Monday, December 30, 2013


I decided to play the anti-NIMBY in my neighborhood. After reading a draft of the Housing Element of the General Plan for La Habra I went ahead and sent this email to the director of housing development:

I am a new home owner in one of the developments which have recently been constructed in La Habra. Recently I read through the housing element document on the website. There was much I agreed with, such as allowing mixed use developments. There are a few aspects I strongly disagree with though. Is there still time to influence the final document?
In particular I couldn't agree less with the following:

"There is a height limit of 2.5 stories or 35 feet on all multi‐family zones, which allows for a partial subterranean parking garage with two residential stories above. This restriction is in place due to La Habra residents’ expressed preference for preserving the low ‐ rise appearance of their neighborhoods, and is consistent with policies of the General Plan"
La Habra should aspire to be more like Pasadena or Paris and less like San Bernardino or Fresno. Taller buildings should be courted, not pushed out. This is particularly true on La Habra boulevard where there is a both a desperate need to tear down virtually every building to build new, and an opportunity to construct a decent downtown if enough developers can be attracted.
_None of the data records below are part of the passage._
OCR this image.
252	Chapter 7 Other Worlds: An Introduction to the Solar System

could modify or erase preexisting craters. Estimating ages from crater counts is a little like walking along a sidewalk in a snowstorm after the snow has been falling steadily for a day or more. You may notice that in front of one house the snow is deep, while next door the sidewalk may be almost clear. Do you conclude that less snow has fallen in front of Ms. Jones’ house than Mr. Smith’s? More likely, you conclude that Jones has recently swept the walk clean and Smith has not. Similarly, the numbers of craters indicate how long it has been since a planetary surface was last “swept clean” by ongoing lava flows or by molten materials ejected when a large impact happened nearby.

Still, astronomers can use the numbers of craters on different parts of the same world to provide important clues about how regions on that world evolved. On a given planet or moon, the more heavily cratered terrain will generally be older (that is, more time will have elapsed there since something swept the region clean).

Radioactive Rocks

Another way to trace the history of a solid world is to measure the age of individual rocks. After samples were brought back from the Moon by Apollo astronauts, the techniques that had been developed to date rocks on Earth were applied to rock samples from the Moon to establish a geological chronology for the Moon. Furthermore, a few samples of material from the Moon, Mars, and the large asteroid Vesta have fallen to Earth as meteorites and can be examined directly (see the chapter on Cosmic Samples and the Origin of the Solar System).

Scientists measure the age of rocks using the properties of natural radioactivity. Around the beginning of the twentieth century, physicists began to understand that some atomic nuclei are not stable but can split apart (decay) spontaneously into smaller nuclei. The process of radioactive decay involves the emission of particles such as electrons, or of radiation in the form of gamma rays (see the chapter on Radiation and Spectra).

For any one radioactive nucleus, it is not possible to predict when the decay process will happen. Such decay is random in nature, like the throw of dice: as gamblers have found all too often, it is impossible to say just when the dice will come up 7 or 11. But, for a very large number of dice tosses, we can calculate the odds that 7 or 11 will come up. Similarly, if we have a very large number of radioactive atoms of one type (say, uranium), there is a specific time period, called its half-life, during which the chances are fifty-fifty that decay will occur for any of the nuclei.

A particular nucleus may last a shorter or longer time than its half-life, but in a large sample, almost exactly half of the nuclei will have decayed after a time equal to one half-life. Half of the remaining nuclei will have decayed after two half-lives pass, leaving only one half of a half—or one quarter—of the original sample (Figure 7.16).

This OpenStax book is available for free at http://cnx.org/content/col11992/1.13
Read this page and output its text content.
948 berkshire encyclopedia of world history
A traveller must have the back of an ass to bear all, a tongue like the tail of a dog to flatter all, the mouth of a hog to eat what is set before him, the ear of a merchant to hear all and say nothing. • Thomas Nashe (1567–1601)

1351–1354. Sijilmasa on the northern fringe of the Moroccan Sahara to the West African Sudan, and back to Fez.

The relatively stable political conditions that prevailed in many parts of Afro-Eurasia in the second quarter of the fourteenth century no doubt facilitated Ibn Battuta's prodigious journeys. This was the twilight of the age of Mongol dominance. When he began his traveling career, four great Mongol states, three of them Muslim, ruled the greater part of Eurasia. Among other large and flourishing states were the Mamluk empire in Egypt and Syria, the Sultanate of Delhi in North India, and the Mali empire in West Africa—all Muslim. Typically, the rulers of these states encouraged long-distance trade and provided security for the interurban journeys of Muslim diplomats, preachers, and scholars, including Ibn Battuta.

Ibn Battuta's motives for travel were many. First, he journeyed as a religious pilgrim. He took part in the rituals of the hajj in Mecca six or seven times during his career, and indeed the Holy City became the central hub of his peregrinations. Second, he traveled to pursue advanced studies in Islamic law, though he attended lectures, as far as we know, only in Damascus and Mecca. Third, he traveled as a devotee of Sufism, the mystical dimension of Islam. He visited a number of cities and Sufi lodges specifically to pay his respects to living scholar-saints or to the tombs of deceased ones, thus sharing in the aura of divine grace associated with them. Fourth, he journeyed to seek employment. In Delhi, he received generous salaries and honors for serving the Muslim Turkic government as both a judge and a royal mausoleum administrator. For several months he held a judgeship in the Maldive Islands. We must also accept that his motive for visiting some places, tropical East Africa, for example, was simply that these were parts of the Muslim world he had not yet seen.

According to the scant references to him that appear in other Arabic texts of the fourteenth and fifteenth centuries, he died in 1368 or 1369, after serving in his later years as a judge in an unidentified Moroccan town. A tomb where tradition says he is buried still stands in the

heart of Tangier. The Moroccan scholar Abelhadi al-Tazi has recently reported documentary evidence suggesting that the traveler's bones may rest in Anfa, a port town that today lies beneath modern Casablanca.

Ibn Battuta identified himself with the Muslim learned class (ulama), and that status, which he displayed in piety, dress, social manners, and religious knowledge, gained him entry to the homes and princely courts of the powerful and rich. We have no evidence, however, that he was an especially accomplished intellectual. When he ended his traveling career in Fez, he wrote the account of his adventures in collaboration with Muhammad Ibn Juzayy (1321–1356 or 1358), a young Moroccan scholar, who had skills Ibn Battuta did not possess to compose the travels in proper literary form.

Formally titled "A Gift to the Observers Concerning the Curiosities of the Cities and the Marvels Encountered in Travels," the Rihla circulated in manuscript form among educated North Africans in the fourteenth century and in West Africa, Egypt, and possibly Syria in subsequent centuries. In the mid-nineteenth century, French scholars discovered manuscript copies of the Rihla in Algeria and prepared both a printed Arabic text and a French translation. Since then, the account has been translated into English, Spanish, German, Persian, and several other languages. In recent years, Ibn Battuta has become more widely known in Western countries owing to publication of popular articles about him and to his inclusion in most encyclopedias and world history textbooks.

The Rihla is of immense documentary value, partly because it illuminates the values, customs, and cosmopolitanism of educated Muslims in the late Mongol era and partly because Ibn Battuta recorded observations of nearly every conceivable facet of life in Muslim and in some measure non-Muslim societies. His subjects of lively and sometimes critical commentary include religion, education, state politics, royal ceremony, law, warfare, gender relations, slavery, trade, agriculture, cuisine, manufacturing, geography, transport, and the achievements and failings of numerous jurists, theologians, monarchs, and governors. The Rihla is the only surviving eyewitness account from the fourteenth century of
The wild success of Avo and Brio should make condo builders interested if the city will just give them terms that make sense. The best way La Habra boulevard could proceed is to allow up to seven story mixed use buildings without any type of zoning violation. This would allow expensive enough developments to justify both the hassle of buying several small lots and the risk of building in what is not a very attractive neighborhood.
Also parking requirements for new construction should be relaxed, once again this is particularly on La Habra boulevard where new development is vital. La Habra boulevard is the most walkable part of La Habra so commercial space does not need as much parking as a great many customers simply walk from home. If parking requirements are not relaxed there is a real risk of turning it into the developments on beach and imperial where you can hardly go from one store to the next without getting in a car.

What options are still available to me to influence this document and the La Habra General Plan?

It really is true that the plan for [La Habra]( is a good example of stereotypical bad urban planning. All the height limits and parking requirements which have killed public transportation in America. Hopefully the obvious need for more development will help them be less anal.